At all events, the prince of Deo laid the foundation of Anhilwara Patan in S. 802 (A.D. 746), which henceforth became the capital city of this portion of India, in lieu of Valabhipura, which gave the title of Balakaraes to its princes, the Balhara of the earlier Arabian travellers, and following them, the geographers of Europe.[[97]]
Vana Raja (or, in the dialects, Banraj) was this founder, and his dynasty ruled for one hundred and eighty-four years, when, as related in the sketch of the Solanki tribe, Bhojraj, the seventh from the founder, was deposed by his nephew.[[98]] It was during this dynasty that the Arabian travellers[[99]] visited this court, of which they have left but a confused picture.

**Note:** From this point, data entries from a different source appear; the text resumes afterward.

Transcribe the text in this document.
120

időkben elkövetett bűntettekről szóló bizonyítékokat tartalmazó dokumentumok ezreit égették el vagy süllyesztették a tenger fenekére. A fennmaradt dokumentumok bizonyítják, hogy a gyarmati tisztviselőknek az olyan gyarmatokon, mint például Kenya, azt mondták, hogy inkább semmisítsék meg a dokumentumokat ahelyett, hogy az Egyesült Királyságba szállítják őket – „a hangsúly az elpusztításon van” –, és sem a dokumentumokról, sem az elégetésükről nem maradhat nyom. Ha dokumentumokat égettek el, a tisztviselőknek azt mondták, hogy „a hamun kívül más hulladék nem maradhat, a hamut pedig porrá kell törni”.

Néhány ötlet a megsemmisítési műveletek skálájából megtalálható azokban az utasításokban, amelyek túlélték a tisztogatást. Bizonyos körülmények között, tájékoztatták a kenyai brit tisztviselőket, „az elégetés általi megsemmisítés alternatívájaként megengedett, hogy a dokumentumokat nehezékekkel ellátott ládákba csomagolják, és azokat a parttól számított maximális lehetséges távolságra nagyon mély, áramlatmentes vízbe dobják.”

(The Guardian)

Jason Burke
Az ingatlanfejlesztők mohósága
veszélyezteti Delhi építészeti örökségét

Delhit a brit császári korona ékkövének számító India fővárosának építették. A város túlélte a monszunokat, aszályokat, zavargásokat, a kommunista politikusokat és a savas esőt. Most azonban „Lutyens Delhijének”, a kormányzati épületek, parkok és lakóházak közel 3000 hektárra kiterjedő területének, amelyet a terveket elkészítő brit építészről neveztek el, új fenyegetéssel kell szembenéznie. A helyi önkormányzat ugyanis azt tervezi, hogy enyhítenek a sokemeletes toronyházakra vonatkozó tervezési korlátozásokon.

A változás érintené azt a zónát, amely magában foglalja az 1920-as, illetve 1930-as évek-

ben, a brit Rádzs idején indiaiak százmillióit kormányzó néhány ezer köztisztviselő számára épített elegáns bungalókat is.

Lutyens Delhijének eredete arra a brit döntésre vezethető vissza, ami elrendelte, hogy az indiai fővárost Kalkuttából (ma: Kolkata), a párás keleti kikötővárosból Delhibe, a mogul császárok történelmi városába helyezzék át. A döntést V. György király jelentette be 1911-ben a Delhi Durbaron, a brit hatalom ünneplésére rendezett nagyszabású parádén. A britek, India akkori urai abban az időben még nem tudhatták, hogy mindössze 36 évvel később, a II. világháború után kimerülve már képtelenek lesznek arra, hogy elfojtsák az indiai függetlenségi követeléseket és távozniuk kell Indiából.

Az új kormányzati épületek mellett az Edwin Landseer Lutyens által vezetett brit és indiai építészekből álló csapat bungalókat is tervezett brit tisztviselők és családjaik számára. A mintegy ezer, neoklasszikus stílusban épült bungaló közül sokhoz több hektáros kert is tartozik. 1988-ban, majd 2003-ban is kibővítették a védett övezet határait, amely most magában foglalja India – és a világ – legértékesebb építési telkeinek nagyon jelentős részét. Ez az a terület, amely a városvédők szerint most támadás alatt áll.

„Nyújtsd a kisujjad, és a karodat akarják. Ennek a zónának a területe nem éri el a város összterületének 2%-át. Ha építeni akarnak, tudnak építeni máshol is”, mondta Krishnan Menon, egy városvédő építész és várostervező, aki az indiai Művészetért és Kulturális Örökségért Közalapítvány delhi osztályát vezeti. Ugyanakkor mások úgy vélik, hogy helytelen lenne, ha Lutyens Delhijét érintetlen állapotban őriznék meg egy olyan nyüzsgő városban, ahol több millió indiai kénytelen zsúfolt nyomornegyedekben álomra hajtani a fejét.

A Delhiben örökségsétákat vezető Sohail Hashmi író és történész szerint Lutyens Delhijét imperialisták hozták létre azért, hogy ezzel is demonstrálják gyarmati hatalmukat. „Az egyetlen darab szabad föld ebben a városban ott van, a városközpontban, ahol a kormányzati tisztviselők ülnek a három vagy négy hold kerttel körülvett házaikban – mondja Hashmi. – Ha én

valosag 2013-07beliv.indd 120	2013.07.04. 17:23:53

We are not, however, altogether in darkness regarding the Chawara race, as in the Khuman Raesa, one of the chronicles of Mewar, mention is made of the auxiliaries under a leader named Chatansi, in the defence of Chitor against the first attack on record of the Muhammadans.
When Mahmud of Ghazni invaded Saurashtra and captured its capital, Anhilwara, he deposed its prince, and placed upon the throne, according to Ferishta, a prince of the former dynasty, renowned for his ancient line and purity of blood, and who is styled Dabichalima; a name which has puzzled all European commentators. Now the Dabhi was a celebrated tribe, said by some to be a branch of the [103] Chawara, and this therefore may be a compound of Dabhi Chawara, or the Chaurasima, by some called a branch of the ancient Yadus.[[100]]
This ancient connexion between the Suryavansi chiefs and the Chawaras, or Sauras, of Saurashtra, is still maintained after a lapse of more than one thousand years; for although an alliance with the Rana’s family is deemed the highest honour that a Hindu prince can obtain, as being the first in rank in Rajasthan, yet is the humble Chawara sought out, even at the foot of fortune’s ladder, whence to carry on the blood of Rama. The present heir-apparent of a line of ‘one hundred kings,’ the prince Jawān Singh [1828-38], is the offspring of a Chawara mother, the daughter of a petty chieftain of Gujarat.
It were vain to give any account of the present state of the families bearing this name. They must depend upon the fame of past days; to this we leave them.